Truss elements are two-node members allowed arbitrary orientation in the XYZ system. The truss transmits axial forces only, and in general, is a three degree-of-freedom (DOF) element (three global translation components at each end of the member).
The three-dimensional (3D) truss element is assumed to have constant area and can be used in linear elastic analysis, materially nonlinear and large displacement geometrically nonlinear analysis. In the large displacement analysis, the Updated Lagrangian formulation is used, but small strains are assumed in the calculation of element stresses.
The 3D truss element can be used as a constraint element to specify the non-zero displacement, uO, on the boundary of the structure by providing the truss element with a very high stiffness, k (106 times the largest stiffness in the model), and applying the load k x uO to the structure in the same direction as defined by the truss element.

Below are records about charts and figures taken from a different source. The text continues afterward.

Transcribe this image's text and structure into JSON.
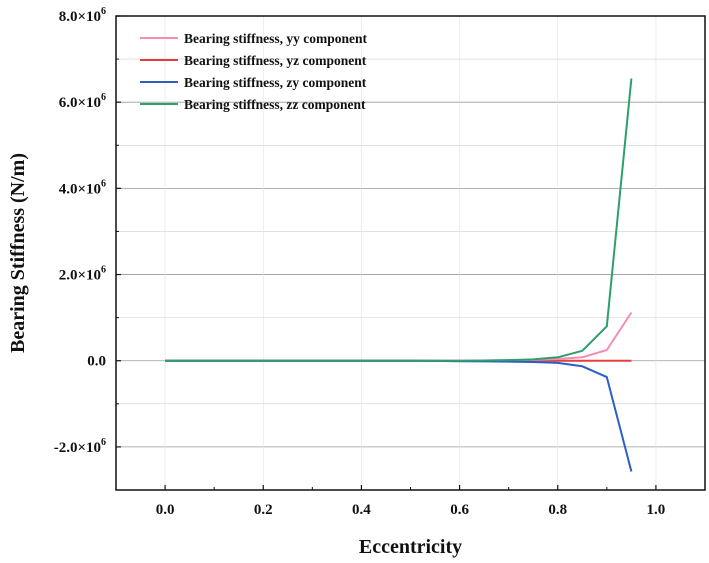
{
  "chart_data": {
    "type": "line",
    "xlabel": "Eccentricity",
    "ylabel": "Bearing Stiffness (N/m)",
    "xlim": [
      -0.1,
      1.1
    ],
    "ylim": [
      -3000000.0,
      8000000.0
    ],
    "x_ticks": [
      0.0,
      0.2,
      0.4,
      0.6,
      0.8,
      1.0
    ],
    "x_tick_labels": [
      "0.0",
      "0.2",
      "0.4",
      "0.6",
      "0.8",
      "1.0"
    ],
    "y_ticks": [
      -2000000.0,
      0.0,
      2000000.0,
      4000000.0,
      6000000.0,
      8000000.0
    ],
    "y_tick_labels": [
      {
        "mantissa": "-2.0×10",
        "exp": "6"
      },
      {
        "mantissa": "0.0",
        "exp": ""
      },
      {
        "mantissa": "2.0×10",
        "exp": "6"
      },
      {
        "mantissa": "4.0×10",
        "exp": "6"
      },
      {
        "mantissa": "6.0×10",
        "exp": "6"
      },
      {
        "mantissa": "8.0×10",
        "exp": "6"
      }
    ],
    "grid": true,
    "legend_position": "top-left",
    "x": [
      0.0,
      0.05,
      0.1,
      0.15,
      0.2,
      0.25,
      0.3,
      0.35,
      0.4,
      0.45,
      0.5,
      0.55,
      0.6,
      0.65,
      0.7,
      0.75,
      0.8,
      0.85,
      0.9,
      0.95
    ],
    "series": [
      {
        "name": "Bearing stiffness, yy component",
        "color": "#f28cb8",
        "values": [
          0,
          0,
          0,
          0,
          0,
          0,
          0,
          0,
          0,
          0,
          0,
          0,
          0,
          5000,
          10000,
          20000,
          40000,
          80000,
          250000,
          1120000
        ]
      },
      {
        "name": "Bearing stiffness, yz component",
        "color": "#e0403c",
        "values": [
          0,
          0,
          0,
          0,
          0,
          0,
          0,
          0,
          0,
          0,
          0,
          0,
          0,
          0,
          0,
          0,
          0,
          0,
          0,
          0
        ]
      },
      {
        "name": "Bearing stiffness, zy component",
        "color": "#2b5fc2",
        "values": [
          0,
          0,
          0,
          0,
          0,
          0,
          0,
          0,
          0,
          0,
          0,
          -5000,
          -10000,
          -15000,
          -20000,
          -30000,
          -50000,
          -130000,
          -380000,
          -2570000
        ]
      },
      {
        "name": "Bearing stiffness, zz component",
        "color": "#2e9e6b",
        "values": [
          0,
          0,
          0,
          0,
          0,
          0,
          0,
          0,
          0,
          0,
          0,
          0,
          0,
          5000,
          15000,
          30000,
          80000,
          230000,
          800000,
          6550000
        ]
      }
    ]
  }
}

Figure 1: 3D Truss Element
The first parameter that must be specified for truss elements is the cross-sectional area. This is defined in the Cross-sectional area field in the General tab of the Element Definition dialog. A material model must also be selected in the Material model drop-down box. If the Linear option is selected, a single modulus of elasticity and Poisson's ratio will be used for the entire analysis. If the Curve option is selected, you will need to define the stress-strain curve by entering stress-strain data points.
To include the damping effects, specify a dashpot coefficient in the Dashpot Coefficient field. A dashpot is a linear damping device, such as a shock absorber, which engineers commonly use to damp or smooth excessive motion and vibration. The dashpot coefficient applies a damping force that opposes motion and is proportional to the velocity of one node relative to the other. To include the damping effects in the calculations, you must also activate the Output includes damping effects check box in the Advanced tab.
Use the Analysis Type drop-down to set the type of displacement that is expected. Small Displacement is appropriate for parts that experience no motion and only small strains and will ignore nonlinear geometric effects that result from large deformation. (It also sets the Analysis Formulation on the Advanced tab to Material Nonlinear Only.) Large Displacement is appropriate for parts that experience motion and/or large strains. (The Analysis Formulation on the Advanced tab should also be set as required for the analysis.)
Select the formulation method that you want to use for the truss elements in the Analysis Formulation drop-down box in the Advanced tab. If the Material Nonlinear Only option is selected, nonlinear material model effects will be accounted for but all calculations will be performed based on the undeformed geometry. The Total Lagrangian option will refer to the initial undeformed configuration of the model for all static and kinematic variables. The Updated Lagrangian will refer to the last calculated configuration of the model for all static and kinematic variables.
Truss elements can begin the event under a force or strain. You can specify the magnitudes of these loads in the Initial Axial Force and Initial Axial Strain fields in the Advanced tab.
For the stress results for each element to be written to the text log file at each time step during the analysis, activate the Detailed stress output check box. This may result in large amounts of output.